SYNDROS is a Cannabinoid that works by Dronabinol is a cannabinoid receptor type 1 (CB1) agonist, activating CB1 receptors in the central nervous system to inhibit emetic signals and stimulate appetite. It also has partial agonist activity at cannabinoid receptor type 2 (CB2).. ACEPHEN is a Non-Opioid Analgesic that works by ACEPHEN (acetaminophen) is a para-aminophenol derivative with analgesic and antipyretic activity. Its mechanism involves inhibition of cyclooxygenase (COX) enzymes in the central nervous system, particularly COX-2, reducing prostaglandin synthesis. It has weak peripheral COX inhibition and minimal anti-inflammatory effect.. They differ in pharmacokinetic profiles, FDA-approved indications, and side effect profiles.

2. Which is stronger: SYNDROS or ACEPHEN?

Potency comparisons between SYNDROS and ACEPHEN depend on the specific clinical indication. These are agents from distinct pharmacological classes and are not directly interchangeable by dose. A physician or clinical pharmacist should guide any therapeutic switching decisions.

3. What is the standard dosing for SYNDROS vs ACEPHEN?

The standard adult dose of SYNDROS is: 5 mg/m² orally 1-3 hours before chemotherapy, initially; may increase by 2.5 mg/m² increments as tolerated, maximum 15 mg/m² per dose.. The standard adult dose of ACEPHEN is: 325-650 mg orally every 4-6 hours as needed; maximum 4 g/day.. Dosing should always be individualized based on indication, renal and hepatic function, age, and other patient factors.

4. Can you take SYNDROS and ACEPHEN together?

No direct drug-drug interaction has been formally documented between SYNDROS and ACEPHEN in current clinical databases. However, individual patient risk factors including other medications, organ function, and comorbidities should always be evaluated by a qualified healthcare provider.

5. Are SYNDROS and ACEPHEN safe during pregnancy?
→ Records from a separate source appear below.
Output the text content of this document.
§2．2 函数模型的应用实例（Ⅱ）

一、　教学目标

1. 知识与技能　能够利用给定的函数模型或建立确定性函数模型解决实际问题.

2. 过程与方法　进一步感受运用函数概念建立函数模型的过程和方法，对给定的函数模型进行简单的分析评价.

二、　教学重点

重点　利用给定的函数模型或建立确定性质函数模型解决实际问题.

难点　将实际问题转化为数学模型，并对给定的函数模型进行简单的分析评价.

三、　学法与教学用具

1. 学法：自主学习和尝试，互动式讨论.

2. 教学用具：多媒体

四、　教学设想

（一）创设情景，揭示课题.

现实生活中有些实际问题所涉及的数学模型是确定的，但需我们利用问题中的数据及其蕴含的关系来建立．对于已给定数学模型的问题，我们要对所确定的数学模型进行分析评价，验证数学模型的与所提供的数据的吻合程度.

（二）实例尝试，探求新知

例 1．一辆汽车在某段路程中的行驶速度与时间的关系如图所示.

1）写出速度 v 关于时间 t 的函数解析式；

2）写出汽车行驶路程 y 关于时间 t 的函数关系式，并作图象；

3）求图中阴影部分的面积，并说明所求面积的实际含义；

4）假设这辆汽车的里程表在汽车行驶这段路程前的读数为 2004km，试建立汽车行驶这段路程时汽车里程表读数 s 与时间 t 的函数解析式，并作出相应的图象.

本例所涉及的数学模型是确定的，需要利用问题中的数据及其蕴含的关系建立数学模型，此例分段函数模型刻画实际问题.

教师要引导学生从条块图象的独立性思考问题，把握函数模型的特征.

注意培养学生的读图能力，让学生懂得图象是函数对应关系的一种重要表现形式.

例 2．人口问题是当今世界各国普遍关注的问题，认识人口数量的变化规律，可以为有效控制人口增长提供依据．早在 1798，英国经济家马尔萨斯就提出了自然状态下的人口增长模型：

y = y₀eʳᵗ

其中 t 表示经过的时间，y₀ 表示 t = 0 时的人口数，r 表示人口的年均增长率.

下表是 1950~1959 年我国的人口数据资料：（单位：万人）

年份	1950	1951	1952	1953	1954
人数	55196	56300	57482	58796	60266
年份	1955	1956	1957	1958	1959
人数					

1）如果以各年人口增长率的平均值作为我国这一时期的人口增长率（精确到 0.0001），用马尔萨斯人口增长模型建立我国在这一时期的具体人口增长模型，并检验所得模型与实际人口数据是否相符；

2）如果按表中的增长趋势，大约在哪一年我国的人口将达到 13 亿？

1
The maternal-fetal safety profiles differ. SYNDROS is classified as Category C. Dronabinol (SYNDROS) is classified as FDA Pregnancy Category C. Animal studies have shown embryotoxicity and fetotoxicity at doses similar to human therapeutic doses. There are no . ACEPHEN is classified as Category C. Pregnancy Category C. First trimester: potential risk of neural tube defects and orofacial clefts (limited human data, animal studies show embryotoxicity). Second and third trimest. Always consult a maternal-fetal medicine specialist before taking either drug during pregnancy or lactation.